Três horas depois de um colega haver recebido
assistência tardia e ter morrido, o recluso dirigiu-se ao gabinete do
enfermeiro da cadeia. Pretendia apurar os valores da tensão arterial.
A resposta do guarda foi desesperante. Se o técnico de
saúde não o convocara, teria de esperar pelo dia seguinte.
Isaltino não se exaltou, mas tentou chamá-lo à razão,
sem êxito:
- Ainda hoje faleceu um companheiro. Eu preciso de
medir a tensão. Não queira ter a responsabilidade de me impedir esse direito.
O Quim, outro preso, mantinha uma boa relação com o
carcereiro e lá conseguiu desbloquear a situação.
É um dos vários episódios narrados pelo antigo
presidente da câmara de Oeiras, no interessantíssimo livro que acaba de chegar
às livrarias: “A Minha Prisão”.
QUESTÕES MORAIS
O tal defunto era meu cliente. Cumpria pena e conheci-o
meses antes da sua morte.
Procurou-me com dois objetivos.
Por um lado, tinha herdado umas propriedades.
Tencionava proceder à partilha com os familiares, que nunca o visitaram no
estabelecimento prisional.
Depois, quando chegasse a altura de pedir a liberdade
condicional, pretendia demonstrar que se encontrava regenerado e pronto a retomar
o exercício da sua profissão, adotando uma conduta civicamente adequada.
MENINO DE SUA MÃE
A vida daquele homem de 50 anos era atribulada. Já
tinha estado preso, sempre pelos mesmos motivos.

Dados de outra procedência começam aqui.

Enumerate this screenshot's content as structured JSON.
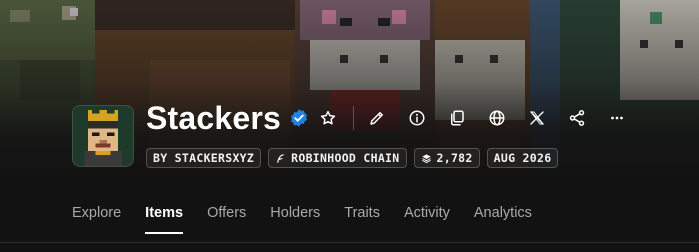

Quase de certeza, era o filho preferido de sua mãe, uma
senhora com um nome pouco frequente: Idalina. Havia laços muitíssimo fortes
entre os dois, que se esbateram posteriormente.
Chegado à vida adulta, Jorge enamorou-se de uma
rapariga da sua idade. Casaram, mas já se achavam divorciados quando ele
perdeu a vida na prisão da Carregueira.
A mulher chamava-se Idalina. Tal e qual como a Mãe do
noivo.
Eu não acredito em coincidências. Aquele matrimónio com
aquela pessoa não era fruto do acaso.
Infelizmente, Jorge foi abordando várias outras
senhoras, todas com aquele mesmo nome. Embora elas não consentissem, ele decidia
sempre que tal não constituiria obstáculo a que mantivessem relações sexuais.
E foi assim que se iniciou o seu percurso prisional,
feito com curtos períodos de liberdade, durante os quais o crime se repetia.
Era obsessivo.
EPÍSTOLAS
No calabouço, matinha correspondência com senhoras,
algumas das quais detidas em Tires. A quem dava maior atenção, as que recebiam
cartas mais longas e frequentes, eram as que tinham sido batizadas como
Idalina.
Tratava-se de um homem muito cortês, que surgia impecável
quando nos reuníamos no gabinete destinado aos advogados. Sempre que telefonava
para o escritório, a minha secretária guardava a melhor das impressões quanto à
delicadeza dele.
Certa vez, um outro recluso, que não o autarca caído em
desgraça, abordou-me com um pedido subtilmente formulado. Juntamente com outros
prisioneiros, partilhava a cela com o Jorge. Disse-me:
- O único problema dele é que não recebe visitas. Como
tal, só toma banho quando o Senhor Doutor vem cá ter com ele. Às vezes, o cheiro
dos pés torna-se insuportável.
Era uma situação delicada. Eu não podia recomendar ao
meu cliente para aumentar os cuidados de higiene pessoal.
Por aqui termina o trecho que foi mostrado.